About

''When I paint, I know I squint my eyes (...)''

Lucian Hrisav (b. 1994, Constanța) is a Romanian interdisciplinary artist who lives and works in Bucharest. After completing his bachelor’s (mural painting) and master’s degree (painting) at the National University of Art in Bucharest, he takes part in the development of some projects that aim to promote young art, such as the Multimedia Visual Arts Center (CAV-M) and Atelier 35.

Lucian develops a noteworthy flexibility in choosing the mediums he uses in the creative process, a fact also supported by his ability to effectively exploit their expressive qualities. His art can be placed at the crossroads between high-class artistic culture and the urban feeling associated with the street art movement. This is due to the fact that he starts with classical forms of art, like drawing and oil or acrylic painting, in order to reach some hybrid methods that further reach out to the 3D realm through installations and sculptures.

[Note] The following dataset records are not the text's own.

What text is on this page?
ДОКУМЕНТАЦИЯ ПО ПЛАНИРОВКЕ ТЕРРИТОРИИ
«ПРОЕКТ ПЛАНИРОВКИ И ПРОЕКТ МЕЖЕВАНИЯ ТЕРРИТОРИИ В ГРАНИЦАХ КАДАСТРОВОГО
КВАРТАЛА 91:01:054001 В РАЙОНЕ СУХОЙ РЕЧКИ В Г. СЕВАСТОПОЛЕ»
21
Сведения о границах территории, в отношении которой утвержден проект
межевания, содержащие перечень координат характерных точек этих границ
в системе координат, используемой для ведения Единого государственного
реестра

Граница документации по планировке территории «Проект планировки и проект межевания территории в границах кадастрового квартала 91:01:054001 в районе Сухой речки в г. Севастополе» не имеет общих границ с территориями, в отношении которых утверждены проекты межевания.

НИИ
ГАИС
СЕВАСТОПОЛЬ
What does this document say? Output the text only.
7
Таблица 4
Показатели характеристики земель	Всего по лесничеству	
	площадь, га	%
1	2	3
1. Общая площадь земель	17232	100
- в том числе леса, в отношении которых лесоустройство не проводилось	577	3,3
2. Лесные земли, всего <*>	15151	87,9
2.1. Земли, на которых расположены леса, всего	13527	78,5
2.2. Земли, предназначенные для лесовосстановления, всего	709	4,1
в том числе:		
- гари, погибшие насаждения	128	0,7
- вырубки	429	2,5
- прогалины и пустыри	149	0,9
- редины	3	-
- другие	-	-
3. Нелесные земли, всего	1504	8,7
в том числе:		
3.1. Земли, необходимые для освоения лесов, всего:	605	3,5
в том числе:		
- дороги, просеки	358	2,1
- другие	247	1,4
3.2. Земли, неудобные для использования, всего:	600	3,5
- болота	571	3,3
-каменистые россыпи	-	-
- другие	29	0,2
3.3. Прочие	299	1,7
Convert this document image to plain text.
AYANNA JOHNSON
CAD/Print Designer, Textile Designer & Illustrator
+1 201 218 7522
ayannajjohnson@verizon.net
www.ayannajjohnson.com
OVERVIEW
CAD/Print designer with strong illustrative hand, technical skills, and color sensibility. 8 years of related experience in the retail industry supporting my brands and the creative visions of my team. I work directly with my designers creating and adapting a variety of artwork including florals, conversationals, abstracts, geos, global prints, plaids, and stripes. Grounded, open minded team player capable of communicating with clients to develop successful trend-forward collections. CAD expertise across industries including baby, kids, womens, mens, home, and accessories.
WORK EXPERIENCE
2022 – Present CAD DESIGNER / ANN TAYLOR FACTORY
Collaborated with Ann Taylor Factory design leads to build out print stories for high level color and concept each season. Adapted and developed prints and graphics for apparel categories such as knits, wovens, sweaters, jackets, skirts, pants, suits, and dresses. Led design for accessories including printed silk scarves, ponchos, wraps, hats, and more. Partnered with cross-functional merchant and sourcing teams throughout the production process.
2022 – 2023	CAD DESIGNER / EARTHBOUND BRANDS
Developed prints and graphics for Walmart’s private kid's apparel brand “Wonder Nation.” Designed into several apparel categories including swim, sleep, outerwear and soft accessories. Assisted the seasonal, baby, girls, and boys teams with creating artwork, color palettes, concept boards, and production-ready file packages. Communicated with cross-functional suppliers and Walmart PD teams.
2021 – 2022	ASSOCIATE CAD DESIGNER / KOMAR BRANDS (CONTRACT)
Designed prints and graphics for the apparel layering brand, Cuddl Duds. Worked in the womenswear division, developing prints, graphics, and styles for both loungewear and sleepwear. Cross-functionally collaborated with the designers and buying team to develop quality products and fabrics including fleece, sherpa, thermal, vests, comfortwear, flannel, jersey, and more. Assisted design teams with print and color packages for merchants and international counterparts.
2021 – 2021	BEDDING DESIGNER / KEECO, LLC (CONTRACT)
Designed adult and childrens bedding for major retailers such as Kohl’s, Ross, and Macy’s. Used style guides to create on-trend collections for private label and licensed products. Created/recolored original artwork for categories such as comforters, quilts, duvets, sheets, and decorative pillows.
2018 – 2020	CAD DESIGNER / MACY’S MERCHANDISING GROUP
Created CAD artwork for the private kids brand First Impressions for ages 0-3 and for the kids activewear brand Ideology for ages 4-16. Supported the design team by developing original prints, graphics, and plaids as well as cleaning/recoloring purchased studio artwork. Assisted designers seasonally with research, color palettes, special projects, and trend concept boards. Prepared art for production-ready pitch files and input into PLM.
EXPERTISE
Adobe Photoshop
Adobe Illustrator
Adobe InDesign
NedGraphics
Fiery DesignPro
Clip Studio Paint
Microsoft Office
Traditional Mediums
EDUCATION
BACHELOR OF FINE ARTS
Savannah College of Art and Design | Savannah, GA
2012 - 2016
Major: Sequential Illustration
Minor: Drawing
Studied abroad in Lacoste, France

The trans-dimensional effect (whether it is the 2D–3D or the analog–digital transition) continues to appear throughout Lucian’s works, leaving behind its conceptual character and transforming into a creative mechanism that plays an important role in generating the final compositions. A main source of inspiration (and the most tangible example) can be identified within the digital processing of images. Distortion, glitch, rendering errors, and a lack of signal are all artifacts of an initiative to technologically compress reality, or, simply put, a way in which an original perception is altered to such an extent that it begins to lose its original character. Starting from this point and using his own techniques, Lucian visually describes our contemporary existence plagued by gadgets, advertisements, anxiety, impulses, desires, and failures. Whether it’s pure hedonism or a swing between existentialism and nihilism, his artistic perspective brings up a crucial point: the only thing that connects the subjective ways we choose to make sense of life is life itself. Thus, his art configures a world seen through the filter of a hyperactive positivity achieved by converting pessimism: a natural consequence of embracing the simple impulse to just “live”.

In a more recent context, the main area explored by Lucian is based on a perspectival shift within the general history of art. His artistic practice seeks the return to classical genres of painting, such as the portrait, the still life, and the plein-air landscape. This revisiting does not happen by chance; it is directly connected to the artist’s ever-present interest in both the ways in which images are transmitted to us and the ways in which those transmissions influence our understanding of the representations themselves. By developing a personal technique of spray painting on canvas, Lucian manages to produce already blurred images that are deliberately unclear, a kind of “lo-fi paintings”. The subject becomes the distorted world, as seen through an old TV screen and formatted without ever considering the aspect ratio setting. In other words, his creations render a broken world desperately trying to follow some formal patterns that have no relation to actual reality. Beauty and harmony are artificial concepts that have no place in a world of basic survival instincts, but to which we are drawn regardless. Through his aesthetic of choice, Lucian goes against this natural reflex, unmasking it in front of everyone ( by delivering a visual iteration of the Baudelaire ideal) and presenting it for what it really is: a toxic illusion.